Auch Weigl möchte nicht einfach neues Bauland ausweisen, sondern lieber Immobilien im Innenbereich entwickeln. „Es wird sich einiges bewegen“, verspricht er, allerdings soll Tuntenhausen deshalb nicht gleich zu einer Großstadt werden: „Wir wollen den Eigenbedarf stillen.“ Außerdem wendet er ein, dass es bei den Investoren große Zurückhaltung gebe: „Es gibt einfach keine Preissicherheit, ich verstehe jeden, der jetzt lieber wartet.“ Die Materialpreise auf dem Bau sind im vergangenen Jahr um bis zu 70 Prozent gestiegen. Und die Preisentwicklung scheint längst nicht abgeschlossen, was eine seriöse Kalkulation der Kosten schwierig macht.

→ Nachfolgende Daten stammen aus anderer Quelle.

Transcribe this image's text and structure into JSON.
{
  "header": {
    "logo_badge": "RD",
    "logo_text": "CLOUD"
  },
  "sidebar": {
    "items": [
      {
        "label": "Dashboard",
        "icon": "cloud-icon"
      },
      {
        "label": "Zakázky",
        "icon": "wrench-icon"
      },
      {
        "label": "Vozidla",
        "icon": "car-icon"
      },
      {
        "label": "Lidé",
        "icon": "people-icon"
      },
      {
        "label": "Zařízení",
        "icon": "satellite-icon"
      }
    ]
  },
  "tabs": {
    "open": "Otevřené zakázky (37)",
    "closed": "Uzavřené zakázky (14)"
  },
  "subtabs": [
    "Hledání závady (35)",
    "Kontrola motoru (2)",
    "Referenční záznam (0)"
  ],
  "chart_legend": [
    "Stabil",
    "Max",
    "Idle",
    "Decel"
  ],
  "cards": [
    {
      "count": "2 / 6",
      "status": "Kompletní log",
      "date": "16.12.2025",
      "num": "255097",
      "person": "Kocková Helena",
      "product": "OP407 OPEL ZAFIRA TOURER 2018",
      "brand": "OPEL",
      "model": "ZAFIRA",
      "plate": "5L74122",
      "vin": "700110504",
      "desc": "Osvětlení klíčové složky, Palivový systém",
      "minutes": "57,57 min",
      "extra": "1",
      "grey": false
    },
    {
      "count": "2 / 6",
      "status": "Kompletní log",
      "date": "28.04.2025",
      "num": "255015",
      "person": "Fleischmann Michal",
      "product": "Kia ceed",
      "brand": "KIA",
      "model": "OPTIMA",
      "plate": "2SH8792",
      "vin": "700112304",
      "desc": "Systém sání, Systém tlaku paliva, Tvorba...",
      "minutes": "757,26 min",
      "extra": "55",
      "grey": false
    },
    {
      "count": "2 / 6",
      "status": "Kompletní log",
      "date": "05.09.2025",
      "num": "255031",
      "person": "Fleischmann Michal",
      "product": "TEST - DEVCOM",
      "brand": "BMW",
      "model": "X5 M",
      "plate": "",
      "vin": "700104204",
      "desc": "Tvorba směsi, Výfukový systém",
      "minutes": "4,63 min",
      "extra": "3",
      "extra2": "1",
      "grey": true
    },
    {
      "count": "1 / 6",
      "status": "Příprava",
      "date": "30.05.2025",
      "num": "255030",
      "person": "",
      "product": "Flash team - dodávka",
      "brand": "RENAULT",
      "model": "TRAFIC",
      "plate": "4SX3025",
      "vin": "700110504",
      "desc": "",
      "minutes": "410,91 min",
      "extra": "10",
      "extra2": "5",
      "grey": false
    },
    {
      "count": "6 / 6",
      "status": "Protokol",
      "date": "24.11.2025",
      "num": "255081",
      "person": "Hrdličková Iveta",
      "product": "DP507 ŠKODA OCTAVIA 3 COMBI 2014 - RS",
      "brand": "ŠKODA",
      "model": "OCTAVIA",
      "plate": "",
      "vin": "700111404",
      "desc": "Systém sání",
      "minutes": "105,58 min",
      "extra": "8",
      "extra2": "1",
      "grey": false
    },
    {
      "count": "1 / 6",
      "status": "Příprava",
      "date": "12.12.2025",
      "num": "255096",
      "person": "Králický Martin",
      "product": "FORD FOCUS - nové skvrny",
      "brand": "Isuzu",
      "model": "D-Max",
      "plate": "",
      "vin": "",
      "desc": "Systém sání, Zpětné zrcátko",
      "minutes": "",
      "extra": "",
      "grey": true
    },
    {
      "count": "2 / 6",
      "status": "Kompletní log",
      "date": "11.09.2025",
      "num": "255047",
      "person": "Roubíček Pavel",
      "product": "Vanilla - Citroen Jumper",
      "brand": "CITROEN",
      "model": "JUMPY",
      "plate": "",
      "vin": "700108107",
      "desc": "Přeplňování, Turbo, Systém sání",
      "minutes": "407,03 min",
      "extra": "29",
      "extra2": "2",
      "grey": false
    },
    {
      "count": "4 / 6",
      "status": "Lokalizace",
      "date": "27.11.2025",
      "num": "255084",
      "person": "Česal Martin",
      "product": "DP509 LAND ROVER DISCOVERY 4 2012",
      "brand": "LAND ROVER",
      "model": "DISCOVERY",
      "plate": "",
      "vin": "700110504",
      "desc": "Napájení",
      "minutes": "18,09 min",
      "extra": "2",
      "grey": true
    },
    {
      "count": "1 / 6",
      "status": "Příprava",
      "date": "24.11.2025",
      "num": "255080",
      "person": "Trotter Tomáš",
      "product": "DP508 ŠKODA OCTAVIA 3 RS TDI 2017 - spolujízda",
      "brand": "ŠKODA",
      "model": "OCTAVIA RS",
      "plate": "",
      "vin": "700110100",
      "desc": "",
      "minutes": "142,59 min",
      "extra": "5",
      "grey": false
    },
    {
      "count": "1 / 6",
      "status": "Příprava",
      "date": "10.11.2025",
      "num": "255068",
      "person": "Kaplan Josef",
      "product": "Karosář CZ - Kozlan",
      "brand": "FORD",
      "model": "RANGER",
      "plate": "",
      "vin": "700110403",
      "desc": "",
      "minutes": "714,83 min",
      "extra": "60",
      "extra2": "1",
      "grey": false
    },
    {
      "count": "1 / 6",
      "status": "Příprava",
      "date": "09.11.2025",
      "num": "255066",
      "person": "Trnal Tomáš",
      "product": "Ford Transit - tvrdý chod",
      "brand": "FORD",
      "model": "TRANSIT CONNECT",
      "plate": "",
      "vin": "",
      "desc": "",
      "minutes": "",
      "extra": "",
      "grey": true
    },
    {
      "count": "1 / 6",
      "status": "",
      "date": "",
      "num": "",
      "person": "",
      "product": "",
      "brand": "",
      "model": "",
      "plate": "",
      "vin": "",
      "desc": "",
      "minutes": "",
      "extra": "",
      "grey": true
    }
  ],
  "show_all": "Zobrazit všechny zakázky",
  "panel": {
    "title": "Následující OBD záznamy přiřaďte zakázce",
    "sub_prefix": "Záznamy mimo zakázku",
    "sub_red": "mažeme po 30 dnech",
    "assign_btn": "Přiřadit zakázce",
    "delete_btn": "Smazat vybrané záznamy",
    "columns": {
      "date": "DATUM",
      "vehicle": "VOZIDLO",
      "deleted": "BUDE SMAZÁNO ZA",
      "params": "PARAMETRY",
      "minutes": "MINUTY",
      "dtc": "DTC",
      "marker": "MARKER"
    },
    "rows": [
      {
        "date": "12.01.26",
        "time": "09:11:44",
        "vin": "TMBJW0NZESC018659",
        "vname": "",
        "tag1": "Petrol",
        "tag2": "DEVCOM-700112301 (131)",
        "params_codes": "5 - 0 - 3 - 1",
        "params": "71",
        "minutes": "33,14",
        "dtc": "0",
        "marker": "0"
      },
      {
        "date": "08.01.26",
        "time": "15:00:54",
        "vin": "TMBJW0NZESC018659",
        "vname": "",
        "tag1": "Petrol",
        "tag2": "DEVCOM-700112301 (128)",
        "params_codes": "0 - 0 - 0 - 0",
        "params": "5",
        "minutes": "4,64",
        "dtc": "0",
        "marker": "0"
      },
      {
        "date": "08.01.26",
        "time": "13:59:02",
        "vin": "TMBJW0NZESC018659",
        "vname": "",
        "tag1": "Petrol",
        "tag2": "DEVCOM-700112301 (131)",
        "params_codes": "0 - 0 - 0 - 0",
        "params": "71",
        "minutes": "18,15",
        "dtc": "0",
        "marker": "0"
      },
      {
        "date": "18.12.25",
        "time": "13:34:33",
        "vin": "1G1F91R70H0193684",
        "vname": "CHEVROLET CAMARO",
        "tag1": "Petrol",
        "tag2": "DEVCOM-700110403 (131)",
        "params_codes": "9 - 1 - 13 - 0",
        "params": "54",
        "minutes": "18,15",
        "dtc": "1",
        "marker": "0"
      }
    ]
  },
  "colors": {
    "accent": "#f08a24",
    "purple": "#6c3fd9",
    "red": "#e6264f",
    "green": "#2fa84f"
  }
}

Auch die Mieten in der Region Südost Bayern sind konsequent gestiegen, allerdings nicht so rasant wie die Kaufpreise. Am stärksten in Waging am See um 19 Prozent. Damit ist Waging von den 60 untersuchten Gemeinden allerdings die klare Ausnahme. Zweistellige Steigerungen gibt es sonst nur in Aschau (elf Prozent) und Inzell (zehn Prozent), knapp unter der 10 Prozent Grenze liegt Chieming mit 9,6 Prozent. Alle anderen Gemeinden liegen deutlich unter der Zehn-Prozent-Marke. In den beiden teuersten Gemeinden, Bad Aibling und Prien, liegt die Kaltmiete bei 12,1 Euro pro Quadratmeter. Auch im notorisch teuren Rosenheim sind die Mieten mit 6,8 Prozent vergleichsweise gering gestiegen auf 11,6 Euro.

Weiter von München lebt es sich günstiger

Am günstigsten mietet und kauft man in Bergen. Gerade einmal 7,1 Euro pro Quadratmeter zahlen Mieter und nur gut 2050 Euro pro Quadratmeter für Eigentumswohnungen und 2200 für Einfamilienhäuser zahlen Käufer. Das liegt in puncto Mieten knapp 60 Prozent unter Prien und Bad Aibling. Für die Käufer sind es 36 Prozent bei den Eigentumswohnungen und 38 Prozent bei den Einfamilienhäusern. Auch in Tacherting lebt es sich recht billig. Beide Gemeinden haben eine große Gemeinsamkeit: Einen relativ langen Weg nach München.